To solve the given problem, we will follow the steps outlined in the video transcript and derive the solutions systematically. ### Step 1: Understanding Clairaut's Equation The given differential equation is: \[ y = px + f(p) \] where \( p = \frac{dy}{dx} \). ### Step 2: Differentiate with respect to \( x \) Differentiating both sides with respect to \( x \): \[ \frac{dy}{dx} = p + x \frac{dp}{dx} + f'(p) \frac{dp}{dx} \] Since \( \frac{dy}{dx} = p \), we can substitute this into the equation: \[ p = p + x \frac{dp}{dx} + f'(p) \frac{dp}{dx} \] ### Step 3: Rearranging the Equation Rearranging gives: \[ 0 = x \frac{dp}{dx} + f'(p) \frac{dp}{dx} \] Factoring out \( \frac{dp}{dx} \): \[ \frac{dp}{dx} (x + f'(p)) = 0 \] ### Step 4: Finding Solutions This gives us two cases: 1. \( \frac{dp}{dx} = 0 \) which implies \( p = c \) (a constant). 2. \( x + f'(p) = 0 \). ### Step 5: Analyzing the First Case For the first case \( p = c \): Substituting \( p \) back into the original equation: \[ y = cx + f(c) \] This represents a family of straight lines. ### Step 6: Analyzing the Second Case For the second case \( x + f'(p) = 0 \): This implies: \[ f'(p) = -x \] This is a relationship between \( x \) and \( p \) that we need to analyze further. ### Step 7: Finding Singular Solutions To find singular solutions, we need to analyze the second case further.
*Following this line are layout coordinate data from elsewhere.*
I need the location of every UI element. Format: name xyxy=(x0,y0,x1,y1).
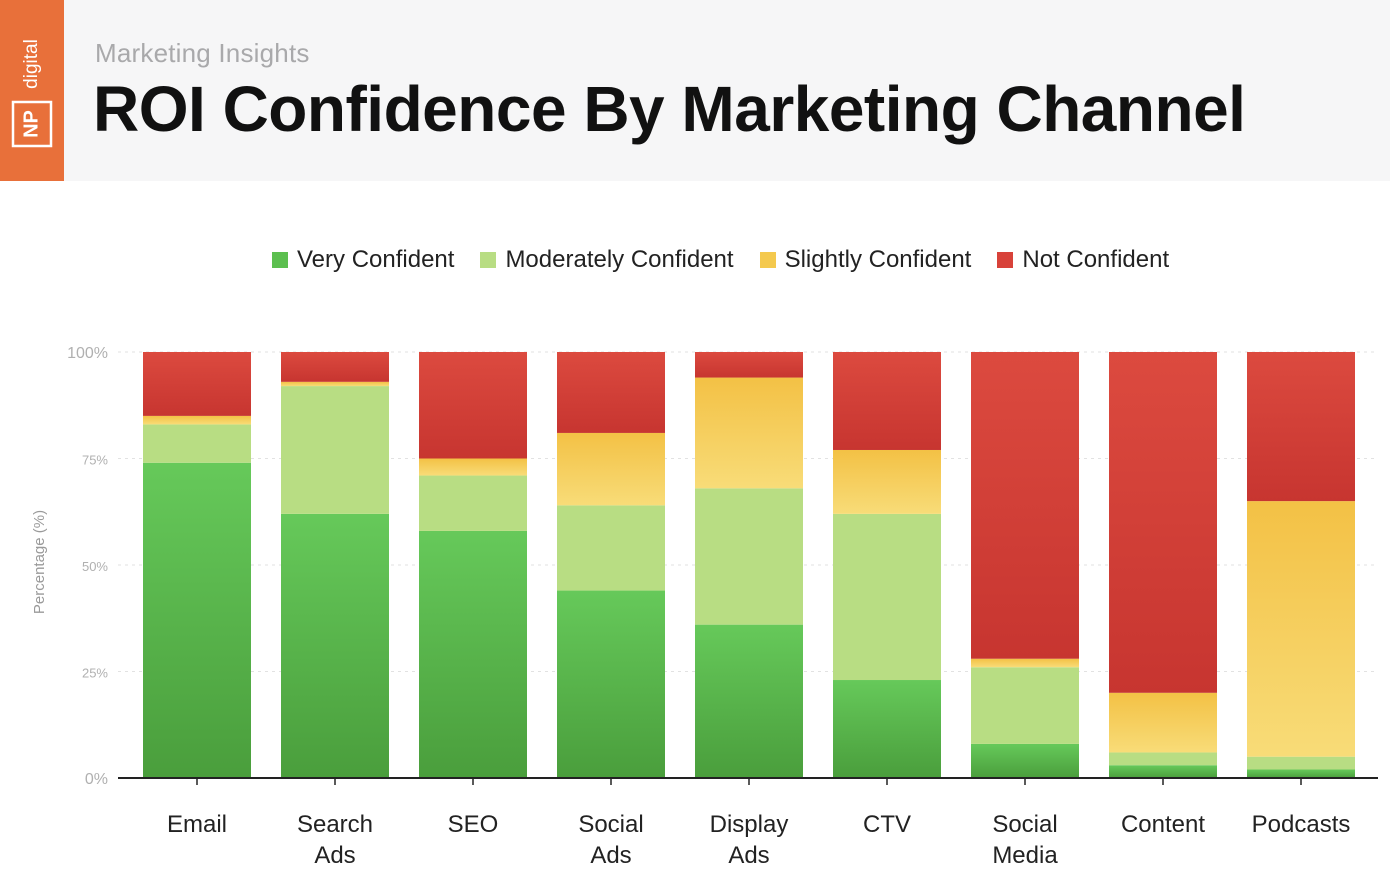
y-tick-label: 75% xyxy=(82,453,108,468)
bar-segment-not-confident xyxy=(143,352,251,416)
brand-tab: NP digital xyxy=(0,0,64,181)
y-tick-label: 0% xyxy=(85,771,108,788)
chart-legend: Very Confident Moderately Confident Slig… xyxy=(272,244,1195,276)
svg-text:NP: NP xyxy=(20,110,42,138)
bar-segment-slightly-confident xyxy=(281,381,389,387)
legend-item-very-confident: Very Confident xyxy=(272,246,454,274)
x-tick-label: CTV xyxy=(863,811,911,838)
bar-segment-not-confident xyxy=(281,352,389,382)
subtitle: Marketing Insights xyxy=(95,38,310,68)
bar-segment-very-confident xyxy=(143,462,251,778)
bar-segment-slightly-confident xyxy=(1109,692,1217,753)
bar-segment-not-confident xyxy=(1109,352,1217,693)
x-tick-label-line: Display xyxy=(710,811,789,838)
legend-item-slightly-confident: Slightly Confident xyxy=(759,246,972,274)
x-tick-label-line: CTV xyxy=(863,811,911,838)
x-tick-label-line: Ads xyxy=(314,842,355,869)
bar-segment-not-confident xyxy=(1247,352,1355,502)
bar-segment-slightly-confident xyxy=(143,415,251,425)
bar-segment-slightly-confident xyxy=(1247,501,1355,757)
x-tick-label-line: Social xyxy=(578,811,643,838)
legend-label: Moderately Confident xyxy=(505,246,734,273)
np-digital-logo: NP digital xyxy=(11,39,53,148)
x-tick-label-line: Ads xyxy=(590,842,631,869)
bar-segment-moderately-confident xyxy=(1247,756,1355,770)
bar-segment-not-confident xyxy=(695,352,803,378)
svg-text:digital: digital xyxy=(21,39,42,89)
bar-segment-very-confident xyxy=(281,513,389,778)
legend-label: Very Confident xyxy=(297,246,455,273)
x-tick-label-line: Social xyxy=(992,811,1057,838)
legend-item-moderately-confident: Moderately Confident xyxy=(480,246,734,274)
x-tick-label: Social Media xyxy=(992,811,1058,869)
x-tick-label: Podcasts xyxy=(1252,811,1351,838)
bar-segment-moderately-confident xyxy=(971,667,1079,744)
legend-label: Not Confident xyxy=(1022,246,1170,273)
bar-segment-not-confident xyxy=(971,352,1079,659)
y-tick-label: 25% xyxy=(82,666,108,681)
bar-segment-slightly-confident xyxy=(833,449,941,514)
bar-segment-moderately-confident xyxy=(143,424,251,463)
legend-swatch xyxy=(997,252,1014,268)
bar-segment-not-confident xyxy=(833,352,941,450)
y-tick-label: 50% xyxy=(82,559,108,574)
bar-segment-moderately-confident xyxy=(1109,752,1217,766)
legend-swatch xyxy=(480,252,497,268)
y-axis-label: Percentage (%) xyxy=(31,510,48,614)
x-tick-label: Display Ads xyxy=(710,811,789,869)
stacked-bar-chart: 0% 25% 50% 75% 100% Percentage (%) Email Search… xyxy=(31,345,1378,869)
bar-segment-very-confident xyxy=(695,624,803,778)
bar-segment-very-confident xyxy=(833,680,941,778)
legend-item-not-confident: Not Confident xyxy=(997,246,1169,274)
bar-segment-very-confident xyxy=(1247,769,1355,778)
bar-segment-very-confident xyxy=(1109,765,1217,778)
x-tick-label: SEO xyxy=(448,811,499,838)
x-tick-label-line: Email xyxy=(167,811,227,838)
legend-swatch xyxy=(272,252,288,268)
bar-segment-moderately-confident xyxy=(419,475,527,531)
bar-segment-slightly-confident xyxy=(419,458,527,476)
x-tick-label-line: Search xyxy=(297,811,373,838)
y-tick-label: 100% xyxy=(67,345,108,362)
x-tick-label-line: Content xyxy=(1121,811,1205,838)
bar-segment-not-confident xyxy=(419,352,527,459)
x-tick-label-line: Podcasts xyxy=(1252,811,1351,838)
x-tick-label: Social Ads xyxy=(578,811,643,869)
x-tick-label-line: Ads xyxy=(728,842,769,869)
x-tick-label: Content xyxy=(1121,811,1205,838)
x-tick-label-line: Media xyxy=(992,842,1058,869)
legend-swatch xyxy=(759,252,776,268)
header-banner: NP digital Marketing Insights ROI Confid… xyxy=(0,0,1390,181)
x-tick-label-line: SEO xyxy=(448,811,499,838)
bar-segment-not-confident xyxy=(557,352,665,433)
bar-segment-very-confident xyxy=(419,530,527,778)
x-tick-label: Search Ads xyxy=(297,811,373,869)
bar-segment-moderately-confident xyxy=(557,505,665,591)
bar-segment-moderately-confident xyxy=(833,513,941,681)
legend-label: Slightly Confident xyxy=(784,246,972,273)
bar-segment-moderately-confident xyxy=(695,488,803,625)
bar-segment-moderately-confident xyxy=(281,386,389,514)
bar-segment-very-confident xyxy=(971,743,1079,778)
bar-segment-slightly-confident xyxy=(971,658,1079,668)
bar-segment-slightly-confident xyxy=(557,432,665,506)
page-title: ROI Confidence By Marketing Channel xyxy=(93,73,1246,145)
x-tick-label: Email xyxy=(167,811,227,838)
bar-segment-very-confident xyxy=(557,590,665,778)
bar-segment-slightly-confident xyxy=(695,377,803,489)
We have: \[ p = -\frac{x}{f'(p)} \] Substituting this back into the original equation will help us find the singular solution. ### Step 8: Solving the Given Equation \( f(x) = -1 \) We need to determine the number of solutions for the equation \( f(x) = -1 \). From the analysis, we can see that the solutions depend on the behavior of \( f'(p) \). ### Step 9: Finding Singular Solutions for \( y = x \frac{dy}{dx} + \left(\frac{dy}{dx}\right)^2 \) The equation can be rewritten as: \[ y = xp + p^2 \] Following similar steps as before, we differentiate and analyze the resulting equations to find singular solutions. ### Conclusion After analyzing both cases and substituting back into the original equations, we find that: - The number of solutions for \( f(x) = -1 \) is **2**. - The singular solution of the equation is derived from the conditions set by \( p \).